Paul Giacobbi, député de Haute Corse, élu le 3 octobre dernier comme président du Conseil d 'administration de l'Agence, a rencontré le lundi 12 novembre la plupart des personnalités influentes liées à la mer de Brest et de sa région (Préfecture maritime, Conseil régional, mairie de Brest, Ifremer, Océanopolis, Cèdre, IUEM...). « On voit bien comment l'Agence a su s'insérer et s'intégrer dans un tissu très riche, dense et solidaire. Elle a développé de très nombreux partenariats avec toutes les forces vives qui à Brest sont en lien avec la mer. » a commenté Paul Giacobbi.

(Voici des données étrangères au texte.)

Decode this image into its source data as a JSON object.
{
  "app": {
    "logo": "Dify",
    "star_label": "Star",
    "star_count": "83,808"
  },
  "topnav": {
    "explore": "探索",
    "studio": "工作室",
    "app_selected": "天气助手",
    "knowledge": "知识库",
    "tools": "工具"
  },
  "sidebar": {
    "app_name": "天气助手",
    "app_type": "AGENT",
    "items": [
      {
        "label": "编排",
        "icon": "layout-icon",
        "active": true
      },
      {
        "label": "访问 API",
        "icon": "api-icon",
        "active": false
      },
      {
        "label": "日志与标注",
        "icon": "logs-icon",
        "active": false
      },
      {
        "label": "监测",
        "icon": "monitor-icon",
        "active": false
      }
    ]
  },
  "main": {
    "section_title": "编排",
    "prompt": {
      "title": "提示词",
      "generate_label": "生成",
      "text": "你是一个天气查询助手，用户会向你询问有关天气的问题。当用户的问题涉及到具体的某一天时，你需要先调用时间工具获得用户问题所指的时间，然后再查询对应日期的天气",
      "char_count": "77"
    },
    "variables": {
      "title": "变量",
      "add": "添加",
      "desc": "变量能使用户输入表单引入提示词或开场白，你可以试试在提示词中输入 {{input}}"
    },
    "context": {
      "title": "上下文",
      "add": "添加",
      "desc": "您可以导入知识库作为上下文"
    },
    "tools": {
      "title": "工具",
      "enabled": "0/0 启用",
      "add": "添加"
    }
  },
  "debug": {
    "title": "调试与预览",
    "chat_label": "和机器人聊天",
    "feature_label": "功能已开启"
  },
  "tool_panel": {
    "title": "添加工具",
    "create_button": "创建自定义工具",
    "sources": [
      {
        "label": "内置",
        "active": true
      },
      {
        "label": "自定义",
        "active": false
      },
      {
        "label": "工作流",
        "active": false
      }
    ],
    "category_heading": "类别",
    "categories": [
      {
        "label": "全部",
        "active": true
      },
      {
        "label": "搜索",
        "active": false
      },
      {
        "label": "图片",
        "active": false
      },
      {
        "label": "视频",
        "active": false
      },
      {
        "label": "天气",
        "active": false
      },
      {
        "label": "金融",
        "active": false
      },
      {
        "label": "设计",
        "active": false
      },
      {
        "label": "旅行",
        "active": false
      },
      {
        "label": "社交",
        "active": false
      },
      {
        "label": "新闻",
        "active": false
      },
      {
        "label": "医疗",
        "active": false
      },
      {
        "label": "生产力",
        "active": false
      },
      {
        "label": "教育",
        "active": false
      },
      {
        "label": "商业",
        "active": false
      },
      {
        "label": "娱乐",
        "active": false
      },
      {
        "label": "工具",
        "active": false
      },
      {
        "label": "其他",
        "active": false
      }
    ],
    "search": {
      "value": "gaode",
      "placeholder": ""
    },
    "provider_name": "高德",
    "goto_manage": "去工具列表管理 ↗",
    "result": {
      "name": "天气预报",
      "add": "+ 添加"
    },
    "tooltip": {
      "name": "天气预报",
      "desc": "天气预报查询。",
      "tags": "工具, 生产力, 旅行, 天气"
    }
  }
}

Concernant son mandat de président du Conseil d'administration de l'Agence, il a fait preuve de réalisme et de volonté : « J'arrive dans une situation de contradictions de fond entre les engagements politiques et juridiques forts pris par la République en matière de création et de gestion d'aires marines protégées et des moyens qui ne sont pas en adéquation. C'est ma priorité et celle du CA de l'Agence que de trouver des solutions à cette situation qui s'annonce difficile pour que l'Agence puisse tenir ses objectifs ». Poursuivant sur le financement de l'Agence, Paul Giacobbi a évoqué plusieurs options qui pourraient contribuer à renforcer la dotation de l'Agence et au-delà à financer la protection du milieu marin. « Il existe trois pistes au moins : le développement d'une fiscalité écologique spécifique à l'exploitation de la mer dans le Domaine public maritime, un domaine sous-valorisé à l'heure actuelle; le déploiement d'une politique de mécénat et une mutualisation encore plus forte afin de dégager des moyens ». Enfin, la visite à Brest de Paul Giacobbi a permis au président de rencontrer une partie de son équipe au siège de l'Agence. Cela a été l'occasion pour lui de « saluer la présidence de son prédécesseur Jérôme Bignon et le travail prodigieux effectué par l'Agence en si peu d'années d'existence ». Il a souligné cependant le risque de démobilisation au niveau local tant pour les acteurs que les agents de l'Agence si les décrets de création de parcs en attente n'étaient pas rapidement signés.